Turns out I was silly to doubt George Miller, M.D., A.O., writer and director of Babe: Pig in the City and Happy Feet One & Two.
Furiosa: A Mad Max Saga is excellent, and I needn't have worried about it not being as good as Fury Road because it is not remotely trying to be Fury Road. Fury Road is a lean, mean machine with no fat on it, nothing extraneous, operating with constant forward momentum and only occasionally letting up to let you breathe a little; Furiosa is a classical epic, sprawling in scope, scale and structure, and more than happy to let the audience simmer in a quiet, almost painfully still moment. If its opening spoken word sequence by that Gandalf of the Wastes himself, the First History Man, didn't already clue you in, it unfolds like something out of myth, a tale told over and over again and whose possible embellishments are called attention to in the dialogue itself. Where Fury Road scratched the action nerd itch in my head like you wouldn't believe, Furiosa was the equivalent of Miller giving the undulating folds of my English major brain a deep tissue massage. That's great! I, for one, love when sequels/prequels endeavour to be fundamentally different movies from what they're succeeding/preceding, operating in different modes, formats and even genres, and more filmmakers should aim for it when building on an existing series.
This movie has been on my mind so much in the past week that I've ended up dedicating several cognitive processes to keeping track of all of the different ponderings it's spawned. Thankfully, Furiosa is divided into chapters (fun fact: putting chapter cards in your movie is a quick way to my heart), so it only seems fitting that I break up all of these cascading thoughts accordingly.

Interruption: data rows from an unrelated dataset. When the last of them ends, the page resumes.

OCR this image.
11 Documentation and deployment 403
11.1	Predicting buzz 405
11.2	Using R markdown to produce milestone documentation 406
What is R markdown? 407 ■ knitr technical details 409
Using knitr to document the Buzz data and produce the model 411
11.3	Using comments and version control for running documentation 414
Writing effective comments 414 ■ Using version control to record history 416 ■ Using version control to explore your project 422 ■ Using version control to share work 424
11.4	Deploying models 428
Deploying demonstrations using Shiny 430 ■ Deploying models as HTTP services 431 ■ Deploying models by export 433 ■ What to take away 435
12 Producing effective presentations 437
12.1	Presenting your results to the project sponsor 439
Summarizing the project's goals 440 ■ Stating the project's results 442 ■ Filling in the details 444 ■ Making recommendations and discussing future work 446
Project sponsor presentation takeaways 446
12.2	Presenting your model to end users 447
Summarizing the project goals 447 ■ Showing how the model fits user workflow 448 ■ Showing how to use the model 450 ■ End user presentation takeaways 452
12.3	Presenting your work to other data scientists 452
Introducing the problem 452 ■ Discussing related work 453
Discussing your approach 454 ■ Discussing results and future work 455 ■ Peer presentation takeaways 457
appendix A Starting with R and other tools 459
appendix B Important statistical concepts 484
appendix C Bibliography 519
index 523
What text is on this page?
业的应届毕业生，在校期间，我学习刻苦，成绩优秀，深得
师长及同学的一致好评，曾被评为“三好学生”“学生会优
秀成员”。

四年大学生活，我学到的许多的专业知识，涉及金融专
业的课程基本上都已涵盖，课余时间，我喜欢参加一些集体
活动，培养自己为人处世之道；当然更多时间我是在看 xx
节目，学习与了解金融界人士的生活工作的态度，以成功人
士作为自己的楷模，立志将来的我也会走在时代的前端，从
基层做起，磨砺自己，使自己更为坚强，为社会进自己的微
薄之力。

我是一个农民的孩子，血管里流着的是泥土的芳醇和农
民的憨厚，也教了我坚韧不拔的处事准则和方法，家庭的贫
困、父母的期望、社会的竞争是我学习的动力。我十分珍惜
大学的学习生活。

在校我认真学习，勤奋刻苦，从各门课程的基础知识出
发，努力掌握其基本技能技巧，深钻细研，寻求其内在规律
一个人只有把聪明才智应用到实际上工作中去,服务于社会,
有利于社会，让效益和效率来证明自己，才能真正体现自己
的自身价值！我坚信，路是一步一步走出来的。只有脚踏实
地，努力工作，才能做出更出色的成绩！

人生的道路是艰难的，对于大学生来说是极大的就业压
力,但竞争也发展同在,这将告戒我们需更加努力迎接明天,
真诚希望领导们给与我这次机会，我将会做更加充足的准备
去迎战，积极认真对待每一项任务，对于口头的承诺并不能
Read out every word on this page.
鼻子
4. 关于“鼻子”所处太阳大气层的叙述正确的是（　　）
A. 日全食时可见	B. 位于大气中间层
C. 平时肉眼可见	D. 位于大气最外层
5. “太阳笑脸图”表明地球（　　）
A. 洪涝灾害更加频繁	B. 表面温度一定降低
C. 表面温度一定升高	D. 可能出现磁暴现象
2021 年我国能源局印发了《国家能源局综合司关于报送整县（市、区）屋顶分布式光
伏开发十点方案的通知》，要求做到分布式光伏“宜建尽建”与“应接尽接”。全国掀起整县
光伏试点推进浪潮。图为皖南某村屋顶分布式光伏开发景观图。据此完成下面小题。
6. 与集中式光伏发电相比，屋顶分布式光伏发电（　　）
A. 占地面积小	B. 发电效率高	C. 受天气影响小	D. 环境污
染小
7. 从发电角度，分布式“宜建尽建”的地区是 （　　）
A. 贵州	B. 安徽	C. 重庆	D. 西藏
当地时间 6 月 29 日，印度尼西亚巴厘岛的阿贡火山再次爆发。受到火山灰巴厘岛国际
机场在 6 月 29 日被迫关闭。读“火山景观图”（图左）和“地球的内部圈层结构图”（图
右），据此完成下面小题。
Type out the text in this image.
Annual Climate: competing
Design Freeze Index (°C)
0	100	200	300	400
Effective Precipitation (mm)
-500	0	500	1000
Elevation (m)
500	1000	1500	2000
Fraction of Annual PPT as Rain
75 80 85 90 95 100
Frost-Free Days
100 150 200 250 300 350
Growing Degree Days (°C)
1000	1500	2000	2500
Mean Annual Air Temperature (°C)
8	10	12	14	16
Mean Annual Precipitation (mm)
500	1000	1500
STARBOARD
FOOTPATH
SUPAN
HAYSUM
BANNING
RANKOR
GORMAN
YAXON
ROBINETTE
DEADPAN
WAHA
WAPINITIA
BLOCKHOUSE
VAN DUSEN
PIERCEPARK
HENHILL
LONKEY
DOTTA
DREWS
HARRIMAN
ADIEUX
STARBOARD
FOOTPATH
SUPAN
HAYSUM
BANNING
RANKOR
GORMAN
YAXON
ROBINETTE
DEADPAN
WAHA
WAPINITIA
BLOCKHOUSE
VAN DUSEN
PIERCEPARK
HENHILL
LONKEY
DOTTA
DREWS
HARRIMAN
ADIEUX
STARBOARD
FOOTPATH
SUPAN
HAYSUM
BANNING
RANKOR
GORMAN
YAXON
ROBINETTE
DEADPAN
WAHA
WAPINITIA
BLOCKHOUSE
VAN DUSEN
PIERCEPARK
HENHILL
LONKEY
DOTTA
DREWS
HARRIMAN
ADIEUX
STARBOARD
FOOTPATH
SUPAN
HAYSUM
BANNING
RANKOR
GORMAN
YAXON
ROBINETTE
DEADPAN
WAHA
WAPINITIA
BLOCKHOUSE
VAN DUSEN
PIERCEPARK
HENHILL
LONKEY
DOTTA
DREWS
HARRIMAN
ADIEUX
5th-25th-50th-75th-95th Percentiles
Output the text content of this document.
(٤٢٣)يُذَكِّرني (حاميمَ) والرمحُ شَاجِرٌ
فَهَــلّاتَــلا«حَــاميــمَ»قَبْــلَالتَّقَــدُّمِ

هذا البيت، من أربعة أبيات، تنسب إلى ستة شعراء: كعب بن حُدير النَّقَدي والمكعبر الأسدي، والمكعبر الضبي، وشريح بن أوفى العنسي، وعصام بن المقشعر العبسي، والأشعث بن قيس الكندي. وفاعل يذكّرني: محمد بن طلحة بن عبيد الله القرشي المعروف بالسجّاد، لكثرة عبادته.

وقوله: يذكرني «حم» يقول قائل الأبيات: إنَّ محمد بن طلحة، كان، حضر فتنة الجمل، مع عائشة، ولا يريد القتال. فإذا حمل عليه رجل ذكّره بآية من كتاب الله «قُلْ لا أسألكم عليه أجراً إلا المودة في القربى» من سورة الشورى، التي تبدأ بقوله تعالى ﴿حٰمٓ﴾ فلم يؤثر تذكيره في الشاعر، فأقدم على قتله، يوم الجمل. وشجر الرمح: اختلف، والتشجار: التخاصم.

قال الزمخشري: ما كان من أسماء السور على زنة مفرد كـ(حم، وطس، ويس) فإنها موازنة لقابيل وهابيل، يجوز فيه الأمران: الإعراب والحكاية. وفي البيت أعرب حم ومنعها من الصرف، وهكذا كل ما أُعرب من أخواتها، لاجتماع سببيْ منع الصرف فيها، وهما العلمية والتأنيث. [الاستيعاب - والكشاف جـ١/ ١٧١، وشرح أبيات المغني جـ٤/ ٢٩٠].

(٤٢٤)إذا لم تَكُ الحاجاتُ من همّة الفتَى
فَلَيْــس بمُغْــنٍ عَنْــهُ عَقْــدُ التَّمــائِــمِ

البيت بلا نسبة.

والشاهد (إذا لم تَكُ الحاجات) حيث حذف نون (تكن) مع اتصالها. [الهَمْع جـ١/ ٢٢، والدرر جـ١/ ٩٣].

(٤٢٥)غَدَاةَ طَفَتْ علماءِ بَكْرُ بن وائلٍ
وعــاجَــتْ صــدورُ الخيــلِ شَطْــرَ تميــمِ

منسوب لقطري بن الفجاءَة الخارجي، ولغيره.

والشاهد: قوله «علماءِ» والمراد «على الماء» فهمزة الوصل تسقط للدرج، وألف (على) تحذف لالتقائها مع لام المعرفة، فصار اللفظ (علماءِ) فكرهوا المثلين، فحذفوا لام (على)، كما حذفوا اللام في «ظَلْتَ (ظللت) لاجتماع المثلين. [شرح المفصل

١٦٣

1. The Pole of Inaccessibility
Tumblr media
Furiosa herself actually isn't the protagonist for the first chapter of her own movie, instead occupying the role of a (very crafty and resourceful) damsel in distress for those initial 30-40 minutes. The real hero of the opening act, which plays out like a game of cat and mouse, is Furiosa's mother Mary Jabassa, who rides out into the wasteland first on horseback and then astride a motorcycle to track down the band of raiders that has stolen away her daughter. Mary's brought to life by Miller and Nico Lathouris' economical writing and a magnetic performance by newcomer Charlee Fraser, who radiates so much screen presence in such relatively little time and with one of those instant "who is SHE??" faces. She doesn't have many lines, but who needs them when Fraser can convey volumes about Mary with just a flash of her eyes or the effortless way she swaps out one of her motorcycle's wheels for another. To be quite candid, I'm not sure of the last time I fell in love with a character so quickly.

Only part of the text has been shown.